- Tesseract is a free OCR library, offering some of the best results going.
- It has 2 different engines within it. The ‘legacy’ engine, and a modern ‘LSTM’ (Neural Net based) engine.
- The legacy engine is trained on specific fonts, and can guess at what font something is. It’s also good at identifying specific character positions, and does not rely on/gain from “context” to spot words.
- The LSTM engine is faster (I think), uses smaller data sets, copes better with fonts it has not been trained on, and gains extra benefits from “context”.
- It uses ‘traineddata’ files for each language (or multiple languages that use the same script) - these are specific to the engine.
- We can specify the engine (-dOCREngine=) and language files (-sOCRLanguage=“eng”) at runtime.
- There are different sets of data out there. For LSTM we have “best” and “fast”. “best” ones are ~25Meg per language. “fast” ones are ~2Meg per language.

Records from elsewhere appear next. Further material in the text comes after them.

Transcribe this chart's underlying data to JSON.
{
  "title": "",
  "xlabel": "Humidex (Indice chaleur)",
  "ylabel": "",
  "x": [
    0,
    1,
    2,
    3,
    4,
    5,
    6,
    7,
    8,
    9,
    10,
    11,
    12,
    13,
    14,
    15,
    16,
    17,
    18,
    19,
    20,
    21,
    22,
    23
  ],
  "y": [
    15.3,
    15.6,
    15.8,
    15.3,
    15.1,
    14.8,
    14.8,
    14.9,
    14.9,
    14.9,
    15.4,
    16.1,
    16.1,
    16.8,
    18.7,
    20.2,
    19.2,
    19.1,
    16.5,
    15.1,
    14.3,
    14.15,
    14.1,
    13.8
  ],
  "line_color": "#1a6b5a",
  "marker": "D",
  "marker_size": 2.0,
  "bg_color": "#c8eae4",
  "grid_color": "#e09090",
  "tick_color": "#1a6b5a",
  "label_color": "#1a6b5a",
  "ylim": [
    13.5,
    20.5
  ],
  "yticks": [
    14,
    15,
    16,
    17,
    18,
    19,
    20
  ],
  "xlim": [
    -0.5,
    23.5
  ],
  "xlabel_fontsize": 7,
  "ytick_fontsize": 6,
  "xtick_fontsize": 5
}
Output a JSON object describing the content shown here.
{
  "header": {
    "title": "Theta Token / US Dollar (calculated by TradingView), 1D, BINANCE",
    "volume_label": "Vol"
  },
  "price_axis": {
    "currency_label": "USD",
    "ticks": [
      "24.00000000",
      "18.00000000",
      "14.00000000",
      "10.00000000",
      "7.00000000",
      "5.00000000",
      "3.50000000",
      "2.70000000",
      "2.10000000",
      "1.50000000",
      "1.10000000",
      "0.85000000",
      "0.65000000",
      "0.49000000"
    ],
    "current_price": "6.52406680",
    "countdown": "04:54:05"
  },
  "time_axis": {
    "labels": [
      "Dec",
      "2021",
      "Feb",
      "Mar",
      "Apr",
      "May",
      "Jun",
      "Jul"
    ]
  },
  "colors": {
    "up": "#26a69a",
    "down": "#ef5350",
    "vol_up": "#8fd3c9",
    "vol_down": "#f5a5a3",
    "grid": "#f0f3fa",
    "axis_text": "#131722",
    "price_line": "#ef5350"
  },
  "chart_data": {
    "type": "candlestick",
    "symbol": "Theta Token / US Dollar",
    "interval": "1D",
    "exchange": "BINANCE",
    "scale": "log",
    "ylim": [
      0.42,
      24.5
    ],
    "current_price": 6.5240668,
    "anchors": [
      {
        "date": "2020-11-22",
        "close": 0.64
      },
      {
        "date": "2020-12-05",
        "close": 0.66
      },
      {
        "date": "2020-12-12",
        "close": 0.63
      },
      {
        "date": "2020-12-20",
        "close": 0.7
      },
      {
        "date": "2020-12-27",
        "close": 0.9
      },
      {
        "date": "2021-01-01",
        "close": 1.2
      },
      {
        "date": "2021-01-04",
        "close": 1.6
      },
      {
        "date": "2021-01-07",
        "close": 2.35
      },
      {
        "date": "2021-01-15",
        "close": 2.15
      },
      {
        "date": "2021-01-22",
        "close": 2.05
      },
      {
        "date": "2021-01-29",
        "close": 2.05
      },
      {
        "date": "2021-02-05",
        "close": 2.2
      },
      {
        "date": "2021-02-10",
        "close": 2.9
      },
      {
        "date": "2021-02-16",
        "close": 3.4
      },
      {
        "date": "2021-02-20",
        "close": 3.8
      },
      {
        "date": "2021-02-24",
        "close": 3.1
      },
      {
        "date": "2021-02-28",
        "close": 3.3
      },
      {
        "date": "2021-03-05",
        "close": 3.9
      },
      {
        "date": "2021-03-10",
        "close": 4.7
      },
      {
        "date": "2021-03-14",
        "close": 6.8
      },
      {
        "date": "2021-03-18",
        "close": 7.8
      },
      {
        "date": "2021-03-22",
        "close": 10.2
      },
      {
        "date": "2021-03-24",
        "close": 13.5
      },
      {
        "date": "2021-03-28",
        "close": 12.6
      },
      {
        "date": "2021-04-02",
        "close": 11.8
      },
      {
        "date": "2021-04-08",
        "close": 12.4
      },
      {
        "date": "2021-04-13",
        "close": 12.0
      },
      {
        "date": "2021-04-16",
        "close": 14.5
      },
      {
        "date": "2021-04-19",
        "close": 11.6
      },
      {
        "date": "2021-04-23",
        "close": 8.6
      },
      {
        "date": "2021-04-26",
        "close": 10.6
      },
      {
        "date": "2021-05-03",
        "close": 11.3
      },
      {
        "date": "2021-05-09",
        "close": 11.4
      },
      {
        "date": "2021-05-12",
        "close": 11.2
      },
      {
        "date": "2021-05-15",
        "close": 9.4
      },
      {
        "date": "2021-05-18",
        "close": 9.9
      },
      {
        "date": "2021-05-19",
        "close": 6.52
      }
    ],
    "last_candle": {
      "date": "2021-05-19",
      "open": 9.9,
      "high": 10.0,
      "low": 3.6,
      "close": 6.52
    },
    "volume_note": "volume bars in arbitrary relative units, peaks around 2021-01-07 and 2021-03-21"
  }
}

A full set of “best” data for all the languages is 1.2Gig.
- I envisage an OEM having either “eng” (just english), or “latin” (all the languages that use latin script - 80Meg) built in, and maybe having others available to it as extensions (perhaps as a USB key that people can plug into their printer).
- We have 5 devices within gs that work with ocr:
- ocr: simple text extraction
- hocr: “HOCR” format (XML based text extraction with positions for each char).
- pdfocr8: outputs PDFs as greyscale images, with overlaid invisible OCR text for cut/paste/searching
- pdfocr24: outputs PDFs as rgb images, with overlaid invisible OCR text for cut/paste/searching
- pdfocr32: outputs PDFs as cmyk images, with overlaid invisible OCR text for cut/paste/searching
- Adding tesseract with inbuilt “fast” English support adds about 5.6Meg to the ARM binary size. (4.5 Meg library, 1.1 Meg compressed “eng” data).
- OCR speeds depend on resolution and density of text. zlib.3.pdf (a typical 2 page text document) at 200 dpi page of text takes about 28 seconds on my pi 3b+, and 7.5 seconds on my desktop PC.
- This engine is a good choice for when we are processing entire pages at a time.